I think there might still be safety benifits. I understand that you can implement something like ReadOnlyArrays.jl by validating the size inside constructors, but the fields of the objects, which would be plain old arrays, can be messed with after the objects are created. Maybe that’s a feature in the realm of Julia. I personally think it would be nice to have something between a Tuple and an Array. Where a Tuple is not mutable at all, a static array would have immutable size but mutable contents. EDIT: Jsut saw @stevengj 's response about using multi-dimensional arrays as fixed-sized arrays. I’d been thinking whether I should switch from a vector to a Nx1 matrix for this reason in something I am working on. Good to have it validated.

Also, just to confirm, bound checking gets skipped for eachindex(x) right? And eachindex(x, y) too? Or do we need @inbounds?
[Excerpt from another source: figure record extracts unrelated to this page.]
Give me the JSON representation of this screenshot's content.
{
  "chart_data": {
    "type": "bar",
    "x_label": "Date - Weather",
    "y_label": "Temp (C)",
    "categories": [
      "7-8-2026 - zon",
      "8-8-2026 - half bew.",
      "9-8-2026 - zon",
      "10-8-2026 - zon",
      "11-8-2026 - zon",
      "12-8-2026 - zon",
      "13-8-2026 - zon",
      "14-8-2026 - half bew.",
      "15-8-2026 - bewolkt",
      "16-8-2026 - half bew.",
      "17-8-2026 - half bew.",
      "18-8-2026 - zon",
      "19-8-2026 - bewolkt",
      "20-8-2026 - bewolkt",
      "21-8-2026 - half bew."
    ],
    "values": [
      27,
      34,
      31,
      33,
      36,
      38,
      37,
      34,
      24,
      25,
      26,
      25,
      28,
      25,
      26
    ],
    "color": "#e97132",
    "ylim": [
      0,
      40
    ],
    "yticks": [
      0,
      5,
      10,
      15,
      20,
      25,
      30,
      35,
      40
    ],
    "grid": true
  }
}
julia> function mydot(x,y)
           eachindex(x) == eachindex(y) || throw(DimensionMismatch("x and y must be same size!"))
           s = zero(Base.promote_eltype(x,y))
           @fastmath for i = eachindex(x)
               s += x[i]*y[i]
           end
           s
       end
mydot (generic function with 1 method)

julia> x = rand(128); y = rand(128);

julia> @btime mydot($x,$y)
  9.702 ns (0 allocations: 0 bytes)
30.668576075140155

Assembly and LLVM IR show the expected SIMD, e.g.

  %33 = fmul fast <8 x double> %wide.load59, %wide.load
  %34 = fmul fast <8 x double> %wide.load60, %wide.load56
  %35 = fmul fast <8 x double> %wide.load61, %wide.load57
  %36 = fmul fast <8 x double> %wide.load62, %wide.load58
  %37 = fadd fast <8 x double> %33, %vec.phi
  %38 = fadd fast <8 x double> %34, %vec.phi53
  %39 = fadd fast <8 x double> %35, %vec.phi54
  %40 = fadd fast <8 x double> %36, %vec.phi55

But I would suggest double checking that it is working correctly, at least for any code you expect to be hot enough to matter.

EDIT:
In this case, LLVM actually also managed to SIMD it even without the check. It created a fast path. So, it can do quite well in simple cases.